Butler plays our affable hero, Hank Thompson, a former baseball player and current bartender/functional alcoholic living in New York in 1998. When Hank’s punk rocker neighbor Russ (Smith) has to return to London for a family emergency, he charges Hank with caring for his cat. Hank’s girlfriend Yvonne (Kravitz) sees it as an opportunity for the responsibility-averse Hank to step up. None of them expect the criminal underworld reckoning that comes knocking at Hank’s door seeking Russ, the money guy for several gangland factions. With Russ not around, it falls to Hank to keep everyone happy; not an easy thing to do when everyone’s waving a gun around and threatening to kill everyone you’ve ever loved.

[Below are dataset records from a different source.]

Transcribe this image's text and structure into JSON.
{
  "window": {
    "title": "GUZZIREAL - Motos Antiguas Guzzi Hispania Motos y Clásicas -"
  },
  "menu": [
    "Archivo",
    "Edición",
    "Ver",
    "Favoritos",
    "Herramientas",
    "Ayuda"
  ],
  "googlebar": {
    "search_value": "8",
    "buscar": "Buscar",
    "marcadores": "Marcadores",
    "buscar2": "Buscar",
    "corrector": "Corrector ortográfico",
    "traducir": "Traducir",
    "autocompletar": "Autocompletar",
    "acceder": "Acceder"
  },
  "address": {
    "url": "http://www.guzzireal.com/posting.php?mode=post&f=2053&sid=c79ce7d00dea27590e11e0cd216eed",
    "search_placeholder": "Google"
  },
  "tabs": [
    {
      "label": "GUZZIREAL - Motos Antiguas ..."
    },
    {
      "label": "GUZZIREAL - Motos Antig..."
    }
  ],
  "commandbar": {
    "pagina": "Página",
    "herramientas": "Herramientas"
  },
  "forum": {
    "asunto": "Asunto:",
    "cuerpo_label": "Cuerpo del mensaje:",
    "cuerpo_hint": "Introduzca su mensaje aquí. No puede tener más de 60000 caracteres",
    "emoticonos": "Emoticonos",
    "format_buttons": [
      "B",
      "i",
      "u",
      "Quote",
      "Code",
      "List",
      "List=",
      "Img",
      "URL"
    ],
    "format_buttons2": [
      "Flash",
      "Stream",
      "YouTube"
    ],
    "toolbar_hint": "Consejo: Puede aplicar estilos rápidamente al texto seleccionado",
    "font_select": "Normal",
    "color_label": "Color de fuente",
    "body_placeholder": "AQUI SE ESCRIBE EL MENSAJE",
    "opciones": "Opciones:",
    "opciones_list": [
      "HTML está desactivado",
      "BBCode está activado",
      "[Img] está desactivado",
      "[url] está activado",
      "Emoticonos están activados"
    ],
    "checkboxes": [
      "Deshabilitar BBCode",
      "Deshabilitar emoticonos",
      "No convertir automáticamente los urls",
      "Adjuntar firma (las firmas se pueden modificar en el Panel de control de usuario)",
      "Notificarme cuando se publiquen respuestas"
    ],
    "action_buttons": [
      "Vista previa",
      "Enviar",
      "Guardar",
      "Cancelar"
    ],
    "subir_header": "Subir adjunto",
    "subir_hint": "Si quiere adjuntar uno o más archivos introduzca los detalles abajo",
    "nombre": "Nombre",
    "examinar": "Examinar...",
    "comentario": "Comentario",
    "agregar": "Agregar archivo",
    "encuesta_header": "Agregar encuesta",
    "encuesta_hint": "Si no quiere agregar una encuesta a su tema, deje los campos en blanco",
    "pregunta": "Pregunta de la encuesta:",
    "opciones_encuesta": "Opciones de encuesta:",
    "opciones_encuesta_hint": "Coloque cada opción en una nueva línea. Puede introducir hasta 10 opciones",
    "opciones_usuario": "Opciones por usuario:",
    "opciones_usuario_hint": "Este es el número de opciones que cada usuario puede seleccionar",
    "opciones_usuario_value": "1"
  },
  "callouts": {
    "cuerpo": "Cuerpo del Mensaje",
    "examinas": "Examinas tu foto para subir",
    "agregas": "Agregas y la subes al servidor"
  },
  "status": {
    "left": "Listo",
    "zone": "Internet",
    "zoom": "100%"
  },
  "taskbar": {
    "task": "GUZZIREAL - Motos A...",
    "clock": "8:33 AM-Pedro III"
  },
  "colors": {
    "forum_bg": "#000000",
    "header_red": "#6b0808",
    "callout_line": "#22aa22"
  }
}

Butler lends a shaggy, straightforward charm to Hank that makes him instantly likeable, despite his character making a lot of bad choices. If this movie came out in 2002, this role could have been played by Josh Hartnett. Kravitz, embodying the same mature cool that her mom Lisa Bonet exuded in High Fidelity, is perfectly cast as Yvonne, who’s both fun-loving and impressively practical when it comes to putting up with Hank’s antics (or drawing a boundary). The movie could do with a lot more of her. The same goes for Smith, who chews up the scenery with aplomb and injects bright, chaotic energy into every scene he’s in.